Barclays has conceded defeat in the battle for Dutch bank ABN Amro and withdrawn its €61bn offer after failing to get enough shares tendered by yesterday’s closing date.
The British bank also said it is requesting payment of the €200m break-up fee which it is entitled too under the merger protocol with ABN Amro signed in April. ‘This fee will significantly exceed the costs that Barclays incurred,’ the bank’s statement said.
The decision clears the way for the consortium of three banks led by the Royal Bank of Scotland (RBS) to take over ABN Amro and divide up the banking group.
The consortium’s bid, which is worth some €9bn more than the Barclays offer, closed today.
RBS declined to comment on Barclays’ withdrawal. However, one its consortium partners, Fortis, said there would be no news from its side over the amount of shares tendered until next week.
‘Don’t expect any further communication from us today or over the weekend,’ a spokeswoman told news agency ANP. Belgian bank insurer Fortis is set to take over ABN Amro’s Benelux operations.

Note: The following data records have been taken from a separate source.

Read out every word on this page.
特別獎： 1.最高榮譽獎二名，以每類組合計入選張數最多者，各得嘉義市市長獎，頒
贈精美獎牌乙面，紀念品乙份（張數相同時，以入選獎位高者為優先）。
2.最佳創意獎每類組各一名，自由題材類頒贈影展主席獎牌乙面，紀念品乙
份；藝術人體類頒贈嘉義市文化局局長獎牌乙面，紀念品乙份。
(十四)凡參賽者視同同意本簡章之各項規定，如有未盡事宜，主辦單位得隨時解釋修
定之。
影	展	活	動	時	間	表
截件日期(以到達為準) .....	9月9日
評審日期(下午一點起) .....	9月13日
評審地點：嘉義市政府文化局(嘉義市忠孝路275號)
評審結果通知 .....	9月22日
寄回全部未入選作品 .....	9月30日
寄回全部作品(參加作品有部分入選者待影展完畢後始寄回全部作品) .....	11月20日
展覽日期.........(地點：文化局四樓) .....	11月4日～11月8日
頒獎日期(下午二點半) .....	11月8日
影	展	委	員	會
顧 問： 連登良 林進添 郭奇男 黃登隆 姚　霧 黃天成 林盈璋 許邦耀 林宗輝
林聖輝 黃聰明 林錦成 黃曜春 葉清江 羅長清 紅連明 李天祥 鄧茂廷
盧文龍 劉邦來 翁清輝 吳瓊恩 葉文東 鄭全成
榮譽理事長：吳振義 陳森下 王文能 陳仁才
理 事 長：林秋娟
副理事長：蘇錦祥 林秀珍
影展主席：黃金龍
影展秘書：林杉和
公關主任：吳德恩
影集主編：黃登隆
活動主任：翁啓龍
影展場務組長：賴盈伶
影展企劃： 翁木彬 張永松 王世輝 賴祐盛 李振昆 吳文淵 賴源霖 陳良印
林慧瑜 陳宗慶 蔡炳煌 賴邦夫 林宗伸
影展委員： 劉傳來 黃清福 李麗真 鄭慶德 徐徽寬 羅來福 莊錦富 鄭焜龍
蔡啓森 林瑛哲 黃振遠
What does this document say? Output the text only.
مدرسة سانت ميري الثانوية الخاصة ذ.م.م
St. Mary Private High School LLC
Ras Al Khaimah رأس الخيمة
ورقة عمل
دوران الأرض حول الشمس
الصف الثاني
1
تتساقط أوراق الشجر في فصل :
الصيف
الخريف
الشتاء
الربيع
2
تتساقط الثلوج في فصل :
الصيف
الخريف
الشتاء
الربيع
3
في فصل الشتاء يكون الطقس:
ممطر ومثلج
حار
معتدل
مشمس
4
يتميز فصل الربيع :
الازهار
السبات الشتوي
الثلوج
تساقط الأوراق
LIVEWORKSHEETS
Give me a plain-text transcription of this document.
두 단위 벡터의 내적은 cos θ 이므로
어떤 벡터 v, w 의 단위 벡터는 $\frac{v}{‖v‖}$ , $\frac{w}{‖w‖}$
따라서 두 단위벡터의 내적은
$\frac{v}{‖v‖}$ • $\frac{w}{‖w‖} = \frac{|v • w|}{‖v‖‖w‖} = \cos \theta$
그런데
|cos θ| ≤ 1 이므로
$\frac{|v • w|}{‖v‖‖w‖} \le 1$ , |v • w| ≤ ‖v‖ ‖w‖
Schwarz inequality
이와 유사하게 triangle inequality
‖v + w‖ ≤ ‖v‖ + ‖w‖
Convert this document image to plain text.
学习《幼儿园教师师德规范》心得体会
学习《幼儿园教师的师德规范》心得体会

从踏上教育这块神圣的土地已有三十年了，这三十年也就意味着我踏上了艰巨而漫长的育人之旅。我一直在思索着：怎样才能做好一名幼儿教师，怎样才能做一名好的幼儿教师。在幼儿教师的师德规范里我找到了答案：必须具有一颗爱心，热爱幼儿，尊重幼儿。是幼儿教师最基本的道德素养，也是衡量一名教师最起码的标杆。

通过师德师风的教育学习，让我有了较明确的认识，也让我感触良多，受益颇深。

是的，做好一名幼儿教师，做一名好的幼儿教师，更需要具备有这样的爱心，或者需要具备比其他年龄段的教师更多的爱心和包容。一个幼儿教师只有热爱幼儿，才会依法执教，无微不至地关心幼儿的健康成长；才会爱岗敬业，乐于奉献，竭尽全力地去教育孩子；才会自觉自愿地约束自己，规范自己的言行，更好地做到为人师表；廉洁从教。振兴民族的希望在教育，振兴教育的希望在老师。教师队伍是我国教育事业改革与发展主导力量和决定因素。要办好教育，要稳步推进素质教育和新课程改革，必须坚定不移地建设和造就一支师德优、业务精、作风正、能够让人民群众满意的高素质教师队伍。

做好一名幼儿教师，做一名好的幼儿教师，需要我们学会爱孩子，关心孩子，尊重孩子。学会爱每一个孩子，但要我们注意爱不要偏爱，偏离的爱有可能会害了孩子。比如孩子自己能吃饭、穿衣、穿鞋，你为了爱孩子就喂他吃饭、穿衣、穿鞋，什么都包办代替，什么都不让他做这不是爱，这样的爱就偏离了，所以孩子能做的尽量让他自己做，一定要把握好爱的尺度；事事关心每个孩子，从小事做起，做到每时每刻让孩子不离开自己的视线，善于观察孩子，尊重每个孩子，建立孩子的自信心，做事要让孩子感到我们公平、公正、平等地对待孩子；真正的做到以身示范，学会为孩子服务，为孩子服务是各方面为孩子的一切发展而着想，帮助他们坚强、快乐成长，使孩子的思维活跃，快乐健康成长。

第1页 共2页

Dutch banking unions said they would now focus on Fortis and press for clarity on job losses – put at a likely 5,800.
The EU has ordered Fortis to divest some 10% of ABN Amro’s Dutch operations because of competition considerations.
The hard-fought battle for the Dutch bank began in February when a hedge fund said its share performance was ‘terrible’ and suggested a takeover would be a way to create shareholder value.